By 1939, though, the historians had ceded the ground to the fantasists. In that year William Ross in his The Story of Anne Whateley and William Shaxpere described how Anne W, a nun, had actually written William’s works. She also wrote some of Spencer’s, Marlowe’s and Raleigh’s poems. In fact, she single-handedly pioneered the sonnet in English. A friend of Ross even came up with a portrait of Anne by Sofonisba Anguissola, which heads this post: it is more usually attributed to Giovanni Antonio Boltraffio and it is of a man, but anyway…
There is, of course, a more economical version of history. Anne Whateley was most probably just a dopey scribe’s version of Anne Hathaway. The two surnames are practically anagrams and the scribe in question may simply have got his letters mixed up: note some of the damage done to ‘Shakespeare’ in the register. And yes, Whateley is a common surname in the Worcester area, but that makes it all the more likely that the scribe assimilated an unfamiliar surname to one he knew. Then ‘Whateley’ appears in a record of a marriage license, far less important than the marriage bond. One can almost imagine one of Shakespeare’s sureties pointing out the error and being told, ‘we’ll get it right tomorrow!’ As to Temple Grafton, perhaps this is where they got married… (another post another day)
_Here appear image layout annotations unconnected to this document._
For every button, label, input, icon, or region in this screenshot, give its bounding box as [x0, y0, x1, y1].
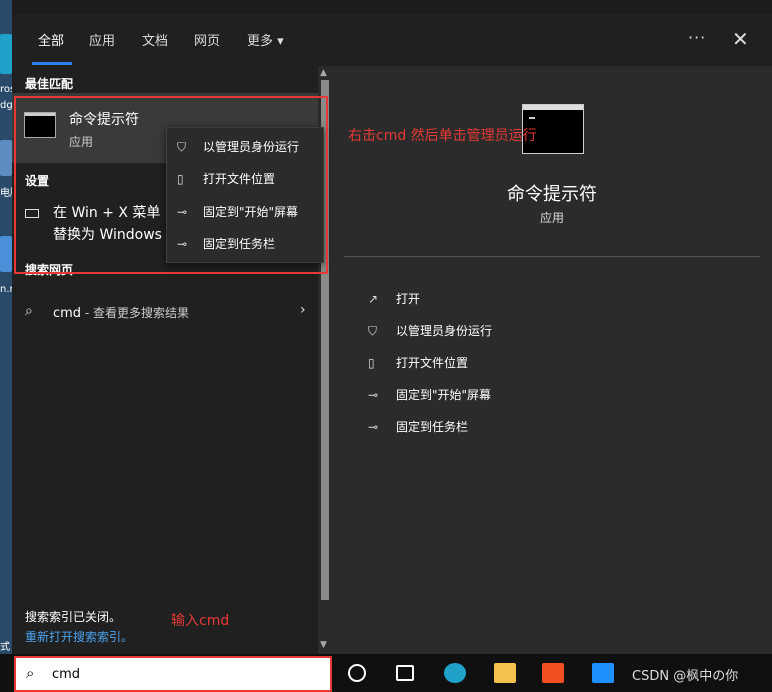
- chevron-down-icon: ▾: [277, 34, 284, 49]
- close-icon[interactable]: ✕: [732, 27, 749, 51]
- annotation-input: 输入cmd: [171, 613, 230, 629]
- chevron-right-icon[interactable]: ›: [300, 302, 306, 318]
- web-hint: - 查看更多搜索结果: [81, 306, 190, 320]
- store-icon[interactable]: [542, 663, 564, 683]
- web-search-item[interactable]: ⌕ cmd - 查看更多搜索结果 ›: [12, 294, 318, 330]
- annotation-right-click: 右击cmd 然后单击管理员运行: [348, 128, 537, 144]
- desktop-label: n.r: [0, 284, 12, 295]
- web-search-text: cmd - 查看更多搜索结果: [53, 304, 189, 321]
- action-run-as-admin-label: 以管理员身份运行: [396, 324, 493, 338]
- action-pin-to-start-label: 固定到"开始"屏幕: [396, 388, 492, 402]
- web-query: cmd: [53, 306, 82, 321]
- edge-icon[interactable]: [444, 663, 466, 683]
- section-best-match: 最佳匹配: [25, 77, 74, 91]
- divider: [344, 256, 760, 257]
- tab-all[interactable]: 全部: [38, 30, 64, 49]
- action-open[interactable]: ↗ 打开: [368, 290, 420, 310]
- pin-icon: ⊸: [368, 388, 379, 402]
- cortana-icon[interactable]: [348, 664, 366, 682]
- action-pin-to-start[interactable]: ⊸ 固定到"开始"屏幕: [368, 386, 491, 406]
- action-open-file-location[interactable]: ▯ 打开文件位置: [368, 354, 468, 374]
- reenable-index-link[interactable]: 重新打开搜索索引。: [25, 628, 133, 645]
- desktop-label: dg: [0, 100, 12, 111]
- desktop-label: 电脑: [0, 188, 12, 199]
- action-pin-to-taskbar[interactable]: ⊸ 固定到任务栏: [368, 418, 468, 438]
- tab-more[interactable]: 更多 ▾: [247, 30, 284, 49]
- tab-more-label: 更多: [247, 34, 274, 49]
- preview-subtitle: 应用: [539, 211, 564, 225]
- file-explorer-icon[interactable]: [494, 663, 516, 683]
- shield-icon: ⛉: [368, 324, 378, 338]
- index-status-text: 搜索索引已关闭。: [25, 610, 122, 624]
- scroll-down-icon[interactable]: ▼: [320, 640, 327, 650]
- tab-web[interactable]: 网页: [194, 30, 220, 49]
- watermark: CSDN @枫中の你: [632, 669, 739, 684]
- pc-desktop-icon[interactable]: [0, 140, 12, 176]
- open-icon: ↗: [368, 292, 379, 306]
- action-open-label: 打开: [396, 292, 421, 306]
- task-view-icon[interactable]: [396, 665, 414, 681]
- tab-apps[interactable]: 应用: [89, 30, 115, 49]
- annotation-search-box-highlight: [14, 656, 332, 692]
- annotation-highlight-box: [14, 96, 328, 274]
- action-open-file-location-label: 打开文件位置: [396, 356, 469, 370]
- action-pin-to-taskbar-label: 固定到任务栏: [396, 420, 469, 434]
- scroll-up-icon[interactable]: ▲: [320, 68, 327, 78]
- edge-desktop-icon[interactable]: [0, 34, 12, 74]
- desktop-label: 式: [0, 642, 10, 653]
- desktop-strip: ros dg 电脑 n.r 式: [0, 0, 12, 692]
- active-tab-indicator: [32, 62, 72, 65]
- tab-documents[interactable]: 文档: [142, 30, 168, 49]
- app-desktop-icon[interactable]: [0, 236, 12, 272]
- desktop-label: ros: [0, 84, 12, 95]
- action-run-as-admin[interactable]: ⛉ 以管理员身份运行: [368, 322, 492, 342]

And the much abused Anne Hathaway? Well, the chances are that she had plenty of rivals, but that her pregnancy sealed the deal. Did Shakespeare love her? Why, on earth, not? There is no real proof to the contrary and their may even be a punning sonnet dedicated to her. And the second-best bed left in the will to Anne H? Perhaps this was just nostalgia: a place where the couple had spent many happy hours… Shakespeare’s odious slight becomes a last gesture of signal affection.